Bellactis Dube, 1983

Genus Bellactis Dube, 1983 View in CoL

Diagnosis: (after Dube, 1983 with changes in bold) Aiptasiidae with broad base. Column smooth, thin, with 2–4 rows of cinclides in mid-column; distinction between scapus and capitulum generally distinguishable in living specimens. Mesogleal marginal sphincter weak, alveolar, may be absent in small individuals. Oral disc lobed. Tentacles very numerous, stout. More mesenteries proximally than distally. Mesenteries irregularly arranged; six or seven pairs of perfect mesenteries; first and second cycles fertile. Retractor muscles broad but restricted. Acontia numerous. Asexual reproduction via longitudinal fission and pedal laceration occurs in at least some members. Hosts Symbiodinaceae spp. in gastrodermis.

Cnidom: spirocysts (tentacles), basitrichs (pedal disc, column, tentacles, actinopharynx, filaments, acontia), and microbasic b-mastigophores (column) and microbasic p-amastigophores (pedal disc, tentacles, actinopharynx, filaments, acontia).

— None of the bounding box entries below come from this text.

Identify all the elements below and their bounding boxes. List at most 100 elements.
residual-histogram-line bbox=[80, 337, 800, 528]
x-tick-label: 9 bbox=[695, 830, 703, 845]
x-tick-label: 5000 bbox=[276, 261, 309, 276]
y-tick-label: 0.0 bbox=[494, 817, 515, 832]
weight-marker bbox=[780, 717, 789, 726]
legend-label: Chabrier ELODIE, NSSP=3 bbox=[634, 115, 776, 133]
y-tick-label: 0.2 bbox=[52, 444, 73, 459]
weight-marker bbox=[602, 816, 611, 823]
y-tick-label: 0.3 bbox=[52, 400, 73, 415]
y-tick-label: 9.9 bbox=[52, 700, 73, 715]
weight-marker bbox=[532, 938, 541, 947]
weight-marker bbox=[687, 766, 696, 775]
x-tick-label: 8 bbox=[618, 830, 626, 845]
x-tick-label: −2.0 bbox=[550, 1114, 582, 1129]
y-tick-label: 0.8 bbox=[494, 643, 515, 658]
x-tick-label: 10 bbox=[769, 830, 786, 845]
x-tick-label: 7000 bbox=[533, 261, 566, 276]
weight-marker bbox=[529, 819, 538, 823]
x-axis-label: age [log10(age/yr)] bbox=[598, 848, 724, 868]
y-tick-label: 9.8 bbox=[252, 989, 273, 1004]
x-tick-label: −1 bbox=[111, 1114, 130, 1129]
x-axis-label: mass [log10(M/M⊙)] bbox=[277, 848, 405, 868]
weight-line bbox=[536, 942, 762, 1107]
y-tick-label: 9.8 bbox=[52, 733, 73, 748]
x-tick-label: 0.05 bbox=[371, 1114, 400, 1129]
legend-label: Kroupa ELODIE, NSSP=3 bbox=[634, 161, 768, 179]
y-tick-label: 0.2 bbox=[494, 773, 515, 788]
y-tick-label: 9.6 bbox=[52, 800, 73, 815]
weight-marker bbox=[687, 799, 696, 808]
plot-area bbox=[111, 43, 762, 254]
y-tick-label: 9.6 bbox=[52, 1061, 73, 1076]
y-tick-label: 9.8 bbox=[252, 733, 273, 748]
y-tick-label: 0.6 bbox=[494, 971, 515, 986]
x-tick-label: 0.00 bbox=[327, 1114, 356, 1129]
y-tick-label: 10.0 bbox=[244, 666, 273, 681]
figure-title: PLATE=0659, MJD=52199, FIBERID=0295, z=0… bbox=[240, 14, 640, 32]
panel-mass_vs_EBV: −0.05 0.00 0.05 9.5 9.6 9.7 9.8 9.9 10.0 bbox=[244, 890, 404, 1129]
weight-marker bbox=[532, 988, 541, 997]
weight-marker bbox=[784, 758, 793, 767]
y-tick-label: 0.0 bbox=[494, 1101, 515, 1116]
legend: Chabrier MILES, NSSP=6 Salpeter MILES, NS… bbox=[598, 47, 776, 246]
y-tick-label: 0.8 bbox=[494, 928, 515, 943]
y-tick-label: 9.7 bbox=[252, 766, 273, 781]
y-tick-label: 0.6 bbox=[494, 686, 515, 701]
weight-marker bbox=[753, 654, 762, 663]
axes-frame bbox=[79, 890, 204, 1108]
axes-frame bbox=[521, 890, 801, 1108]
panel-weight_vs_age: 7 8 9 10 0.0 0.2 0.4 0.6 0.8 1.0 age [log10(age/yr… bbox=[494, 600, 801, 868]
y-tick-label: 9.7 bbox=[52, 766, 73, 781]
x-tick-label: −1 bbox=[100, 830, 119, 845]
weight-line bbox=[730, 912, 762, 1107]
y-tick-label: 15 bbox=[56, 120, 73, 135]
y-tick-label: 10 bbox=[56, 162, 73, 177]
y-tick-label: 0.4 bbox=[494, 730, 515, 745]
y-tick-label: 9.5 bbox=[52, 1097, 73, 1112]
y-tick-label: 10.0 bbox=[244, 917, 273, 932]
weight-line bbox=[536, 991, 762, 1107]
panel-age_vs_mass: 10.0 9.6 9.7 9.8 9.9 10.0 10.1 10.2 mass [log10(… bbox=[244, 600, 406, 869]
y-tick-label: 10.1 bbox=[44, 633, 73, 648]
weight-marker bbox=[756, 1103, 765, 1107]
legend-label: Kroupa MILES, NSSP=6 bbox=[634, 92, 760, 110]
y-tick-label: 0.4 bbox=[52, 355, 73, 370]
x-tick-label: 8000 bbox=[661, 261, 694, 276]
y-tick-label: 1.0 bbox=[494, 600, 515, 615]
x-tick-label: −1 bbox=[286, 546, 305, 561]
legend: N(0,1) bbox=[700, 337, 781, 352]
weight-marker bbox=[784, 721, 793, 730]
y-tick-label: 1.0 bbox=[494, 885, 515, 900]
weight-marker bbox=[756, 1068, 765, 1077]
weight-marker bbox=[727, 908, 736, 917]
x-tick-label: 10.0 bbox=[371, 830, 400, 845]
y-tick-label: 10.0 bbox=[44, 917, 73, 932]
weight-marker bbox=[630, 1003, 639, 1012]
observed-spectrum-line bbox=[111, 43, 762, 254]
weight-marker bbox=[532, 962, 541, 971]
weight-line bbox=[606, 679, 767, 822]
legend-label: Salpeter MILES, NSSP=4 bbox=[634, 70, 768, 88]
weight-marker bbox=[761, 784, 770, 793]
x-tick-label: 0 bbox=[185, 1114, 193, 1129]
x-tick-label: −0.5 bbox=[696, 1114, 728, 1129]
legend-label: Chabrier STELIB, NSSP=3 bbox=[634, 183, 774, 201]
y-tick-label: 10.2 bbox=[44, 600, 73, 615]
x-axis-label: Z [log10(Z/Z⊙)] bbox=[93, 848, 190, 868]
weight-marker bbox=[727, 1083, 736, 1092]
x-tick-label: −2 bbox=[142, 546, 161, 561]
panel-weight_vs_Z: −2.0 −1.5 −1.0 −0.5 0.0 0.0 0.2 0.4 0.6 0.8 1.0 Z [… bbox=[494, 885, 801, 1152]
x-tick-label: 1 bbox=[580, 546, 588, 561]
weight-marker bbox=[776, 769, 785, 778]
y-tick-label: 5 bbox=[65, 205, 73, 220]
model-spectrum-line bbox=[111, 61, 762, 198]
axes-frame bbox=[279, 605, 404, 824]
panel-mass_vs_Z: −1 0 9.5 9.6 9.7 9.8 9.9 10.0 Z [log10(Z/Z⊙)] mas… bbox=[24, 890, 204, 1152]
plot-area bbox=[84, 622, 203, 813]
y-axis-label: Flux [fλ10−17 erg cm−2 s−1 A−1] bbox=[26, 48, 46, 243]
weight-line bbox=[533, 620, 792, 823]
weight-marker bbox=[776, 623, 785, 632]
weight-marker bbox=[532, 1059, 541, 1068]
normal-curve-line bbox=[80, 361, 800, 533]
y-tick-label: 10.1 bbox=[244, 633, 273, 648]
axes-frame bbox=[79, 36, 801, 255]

Explanation of changes: The diagnosis above incorporates information from previous descriptions and revisions ( Grajales and Rodríguez 2014; Ocaña et al. 2015) and information from the species described here. Per these additional records, we note that the base of many specimens is regular and oval, rather than irregular as described by Dube (1983), although this feature varies among specimens and depends on the state of contraction. Likewise, the column is variable in height, from squat to elongate, depending on contraction. Whether the column is divided into a capitulum and scapus is not known for B. caeruleus , but in B. ilkalyseae and B. lux , this distinction is visible in living specimens (see Discussion). Tentacles are stout and may appear short relative to the column when the animal is extended. Retractor muscles restricted to diffuse: Grajales and Rodriguez (2014: Fig. 18A) show sections through the type species B. ilkalyseae that are wide but restricted, and we see the same morphology in the new species described here and in B. caeruleus . Asexual reproduction via longitudinal fission has been documented in B. ilkalyseae (see OLIVEIRA and Gomes 2005) and pedal laceration is reported for B. caeruleus (see Ocaña et al. 2015), so Dube’s (1983) statement that they are not capable of asexual reproduction is incorrect and has been corrected in the genus diagnosis. Previous accounts of B. ilkalyseae and B. caeruleus describing irregularly-placed tentacles may be attributable to asexual reproduction, as might the variation in the shape of the pedal disc. We have amended the identity of the photosymbionts to reflect contemporary taxonomy of that lineage.